In a year of remarkable challenges, the education progress of American schoolchildren took a substantial hit, with more than a quarter of a year’s learning lost.

A recently published McKinsey analysis, which compared the assessments of 1.6 million elementary school-age children in 2021 with the same assessment results in 2017, 2018, and 2019, shows students lost four months of learning, on average. According to the results, students fell behind by five months in math and four in reading, overall. The analysis notes that the learning loss could be attributed to a matter of “almost . . . no new content” learned in the last few months of the 2019-2020 school year (which was most likely experienced virtually), coupled with a slight step backwards during a “summer slide,” and a less-efficient learning rate during the 2020-2021 school year.

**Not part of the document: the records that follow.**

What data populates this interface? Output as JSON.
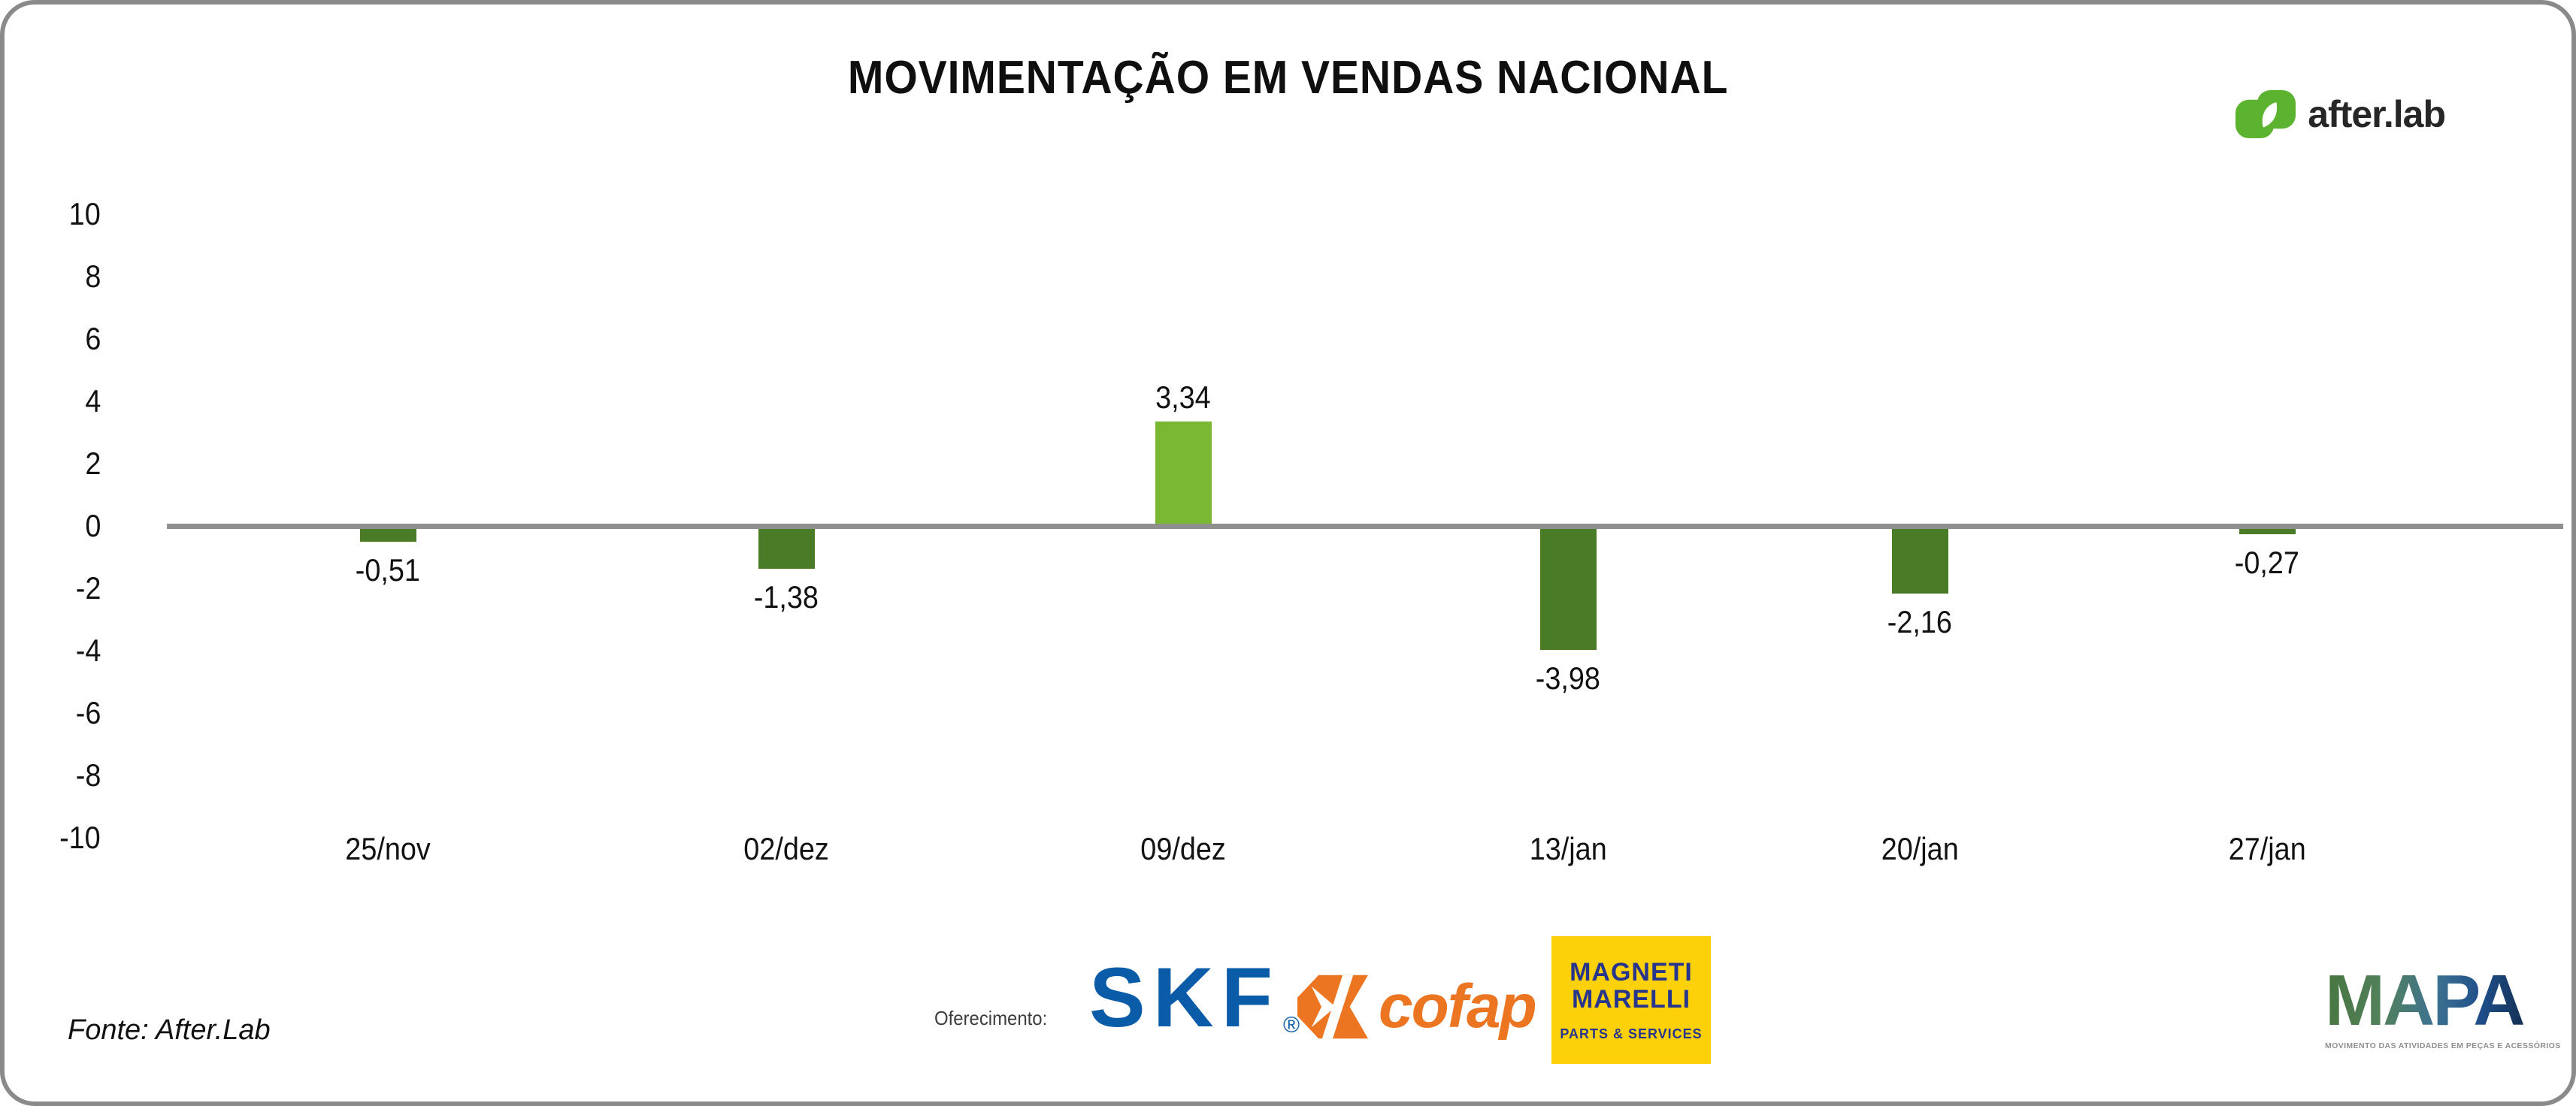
{
  "title": "MOVIMENTAÇÃO EM VENDAS NACIONAL",
  "brand": {
    "name": "after.lab",
    "icon": "afterlab-leaf-icon",
    "green": "#5cb32f",
    "text_color": "#262626"
  },
  "chart_data": {
    "type": "bar",
    "title": "MOVIMENTAÇÃO EM VENDAS NACIONAL",
    "categories": [
      "25/nov",
      "02/dez",
      "09/dez",
      "13/jan",
      "20/jan",
      "27/jan"
    ],
    "values": [
      -0.51,
      -1.38,
      3.34,
      -3.98,
      -2.16,
      -0.27
    ],
    "value_labels": [
      "-0,51",
      "-1,38",
      "3,34",
      "-3,98",
      "-2,16",
      "-0,27"
    ],
    "ylim": [
      -10,
      10
    ],
    "yticks": [
      10,
      8,
      6,
      4,
      2,
      0,
      -2,
      -4,
      -6,
      -8,
      -10
    ],
    "grid": false,
    "legend": false,
    "colors": {
      "bar_positive": "#7ab733",
      "bar_negative": "#4a7c28",
      "axis_line": "#8f8f8f",
      "label_text": "#121212"
    }
  },
  "footer": {
    "source": "Fonte: After.Lab",
    "sponsorship_label": "Oferecimento:",
    "sponsors": {
      "skf": {
        "label": "SKF",
        "registered_mark": "®",
        "color": "#0a5ca8"
      },
      "cofap": {
        "label": "cofap",
        "color": "#ec7522"
      },
      "magneti_marelli": {
        "line1": "MAGNETI",
        "line2": "MARELLI",
        "tagline": "PARTS & SERVICES",
        "bg": "#fdd109",
        "fg": "#27368c"
      }
    },
    "mapa": {
      "label": "MAPA",
      "subtitle": "MOVIMENTO DAS ATIVIDADES EM PEÇAS E ACESSÓRIOS"
    }
  }
}
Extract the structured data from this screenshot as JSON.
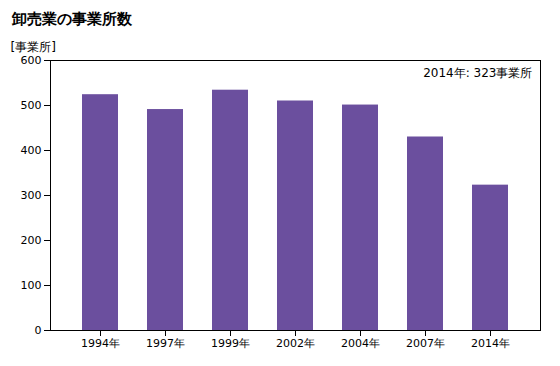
{
  "chart_data": {
    "type": "bar",
    "title": "卸売業の事業所数",
    "ylabel": "[事業所]",
    "annotation": "2014年: 323事業所",
    "categories": [
      "1994年",
      "1997年",
      "1999年",
      "2002年",
      "2004年",
      "2007年",
      "2014年"
    ],
    "values": [
      524,
      491,
      534,
      510,
      501,
      430,
      323
    ],
    "color": "#6B4F9E",
    "ylim": [
      0,
      600
    ],
    "yticks": [
      0,
      100,
      200,
      300,
      400,
      500,
      600
    ],
    "grid": false
  }
}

The report also notes how the pandemic contributed to inequality and broadened the achievement gap between more privileged and less privileged students. According to the data, students from mainly Black and low-income schools fell even further behind than the average student in the study.

Using math proficiency as a measurement, students from Black high schools fell behind by six months; low-income students fell behind by seven months. High school seniors, particularly from low-income backgrounds, were less likely to pursue postsecondary degrees and attend college after the pandemic school year.

The learning loss, reported using cumulative months of math learning, was not more pronounced in rural areas (four months) versus suburban or metro districts (both five months).

In a more positive revelation, the analysis does mention many schools were able to recover some normality by the end of the 2021 school year—including on-site learning and in-person graduations. However, more than a third (34%) of families (from a survey group of about 16,400 parents) shared they were concerned about their children’s mental health.